After the offering, Quantinuum will have two classes of common stock - Class A and Class B. Both classes carry one vote per share on matters presented to stockholders. The filing clarifies that holders of Class B common stock will not hold economic rights or entitlement to dividends or distributions beyond par value upon liquidation.

Structurally, Quantinuum Inc. will operate as a holding company once the offering is complete. Its principal asset will be a 12.1% interest in the Common Units of Quantinuum Holdings, LLC. Quantinuum Inc. will be the sole managing member of Quantinuum Holdings and will have the responsibility to operate and control the business and affairs of that entity and its subsidiaries.

The filing sets out the expected economic ownership outcomes for Class A shareholders. Upon completion of the offering - and assuming the exchange of all Common Units held by continuing unitholders - holders of Class A common stock would collectively own 12.1% of the economic interests in Quantinuum Inc. That collective ownership percentage would rise to 13.4% in the event the underwriters exercise their full option to purchase additional shares.

Quantinuum plans to use the net proceeds from the offering to acquire newly issued Common Units from Quantinuum Holdings at a per-unit price equal to the public offering price per share, less underwriting discounts and commissions. The filing states that Quantinuum Holdings will apply those proceeds for general corporate purposes and to cover expenses related to the offering.

In regulatory terms, Quantinuum Inc. has been designated an emerging growth company under U.S. federal securities laws and has elected to follow certain reduced public company reporting obligations available to that category.


Contextual note - The information above reflects the terms and structure disclosed in the updated offering filing.

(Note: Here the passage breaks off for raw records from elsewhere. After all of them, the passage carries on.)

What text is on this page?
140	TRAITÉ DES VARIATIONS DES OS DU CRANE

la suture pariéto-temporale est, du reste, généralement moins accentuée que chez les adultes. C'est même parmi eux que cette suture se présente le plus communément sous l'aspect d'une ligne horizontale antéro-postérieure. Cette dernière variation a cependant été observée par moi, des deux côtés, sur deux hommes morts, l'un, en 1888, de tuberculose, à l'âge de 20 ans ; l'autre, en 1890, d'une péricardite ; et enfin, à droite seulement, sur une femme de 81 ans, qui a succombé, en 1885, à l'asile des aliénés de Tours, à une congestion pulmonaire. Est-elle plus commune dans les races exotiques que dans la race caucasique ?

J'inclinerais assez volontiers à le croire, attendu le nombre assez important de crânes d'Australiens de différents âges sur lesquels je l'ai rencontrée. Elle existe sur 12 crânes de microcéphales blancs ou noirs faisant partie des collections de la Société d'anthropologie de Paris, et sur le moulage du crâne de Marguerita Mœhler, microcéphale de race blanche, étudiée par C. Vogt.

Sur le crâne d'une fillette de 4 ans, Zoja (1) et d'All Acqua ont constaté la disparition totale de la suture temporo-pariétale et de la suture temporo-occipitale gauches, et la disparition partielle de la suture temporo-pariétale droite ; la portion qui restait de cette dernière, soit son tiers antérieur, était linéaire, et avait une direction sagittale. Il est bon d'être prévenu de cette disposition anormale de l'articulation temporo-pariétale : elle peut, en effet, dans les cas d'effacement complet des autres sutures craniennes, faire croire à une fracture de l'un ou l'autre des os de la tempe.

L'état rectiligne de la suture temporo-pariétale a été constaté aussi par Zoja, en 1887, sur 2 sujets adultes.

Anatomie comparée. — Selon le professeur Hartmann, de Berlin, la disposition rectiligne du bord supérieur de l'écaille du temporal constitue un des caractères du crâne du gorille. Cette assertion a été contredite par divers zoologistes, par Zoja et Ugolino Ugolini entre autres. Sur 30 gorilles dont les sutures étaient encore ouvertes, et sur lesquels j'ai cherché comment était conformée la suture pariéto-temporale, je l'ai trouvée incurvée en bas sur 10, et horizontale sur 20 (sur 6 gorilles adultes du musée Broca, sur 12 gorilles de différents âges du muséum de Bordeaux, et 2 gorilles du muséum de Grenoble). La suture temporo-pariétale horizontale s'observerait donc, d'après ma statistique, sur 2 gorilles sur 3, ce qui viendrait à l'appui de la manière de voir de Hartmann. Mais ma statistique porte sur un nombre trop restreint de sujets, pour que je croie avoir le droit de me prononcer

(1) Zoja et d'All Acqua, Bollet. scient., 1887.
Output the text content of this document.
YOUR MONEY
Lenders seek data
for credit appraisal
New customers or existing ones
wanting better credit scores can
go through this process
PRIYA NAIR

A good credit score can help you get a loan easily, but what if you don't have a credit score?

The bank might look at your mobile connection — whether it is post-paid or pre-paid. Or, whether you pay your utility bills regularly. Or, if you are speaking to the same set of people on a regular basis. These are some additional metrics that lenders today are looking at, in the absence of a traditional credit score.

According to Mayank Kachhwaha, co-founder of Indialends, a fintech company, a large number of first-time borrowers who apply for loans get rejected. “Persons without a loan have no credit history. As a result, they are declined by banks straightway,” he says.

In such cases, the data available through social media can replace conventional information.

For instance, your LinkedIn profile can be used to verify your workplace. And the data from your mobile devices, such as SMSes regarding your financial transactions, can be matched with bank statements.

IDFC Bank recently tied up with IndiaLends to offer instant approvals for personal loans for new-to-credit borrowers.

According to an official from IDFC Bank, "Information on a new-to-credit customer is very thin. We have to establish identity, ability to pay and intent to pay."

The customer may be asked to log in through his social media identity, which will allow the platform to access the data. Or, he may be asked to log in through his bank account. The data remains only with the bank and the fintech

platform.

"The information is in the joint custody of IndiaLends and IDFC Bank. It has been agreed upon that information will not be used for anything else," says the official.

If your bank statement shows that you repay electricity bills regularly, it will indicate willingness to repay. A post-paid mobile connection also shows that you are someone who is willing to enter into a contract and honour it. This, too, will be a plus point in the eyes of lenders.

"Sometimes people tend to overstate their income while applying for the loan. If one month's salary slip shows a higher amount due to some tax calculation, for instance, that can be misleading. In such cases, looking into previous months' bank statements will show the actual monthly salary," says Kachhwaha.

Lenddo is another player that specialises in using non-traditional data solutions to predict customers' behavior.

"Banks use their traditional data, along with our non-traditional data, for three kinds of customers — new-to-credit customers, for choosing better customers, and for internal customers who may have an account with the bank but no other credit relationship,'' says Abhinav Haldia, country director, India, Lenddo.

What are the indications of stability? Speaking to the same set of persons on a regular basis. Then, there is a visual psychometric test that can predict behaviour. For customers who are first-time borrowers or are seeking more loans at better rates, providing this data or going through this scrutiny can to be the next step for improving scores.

The filing specifies the mechanics of the offering, ownership percentages, capital use, and corporate structure without providing additional projections or commentary beyond those disclosures.

Risks

  • Class B common stock holders do not have economic rights or rights to dividends or distributions beyond par value upon liquidation - this affects equity rights and could influence investor valuation assumptions.
  • The specified ownership percentages for Class A holders rely on the assumed exchange of all Common Units held by continuing unitholders and could change if that assumption is not met.
  • The final economic interests for Class A holders could shift if underwriters exercise their option to purchase additional shares, as ownership would increase from 12.1% to 13.4% under that scenario.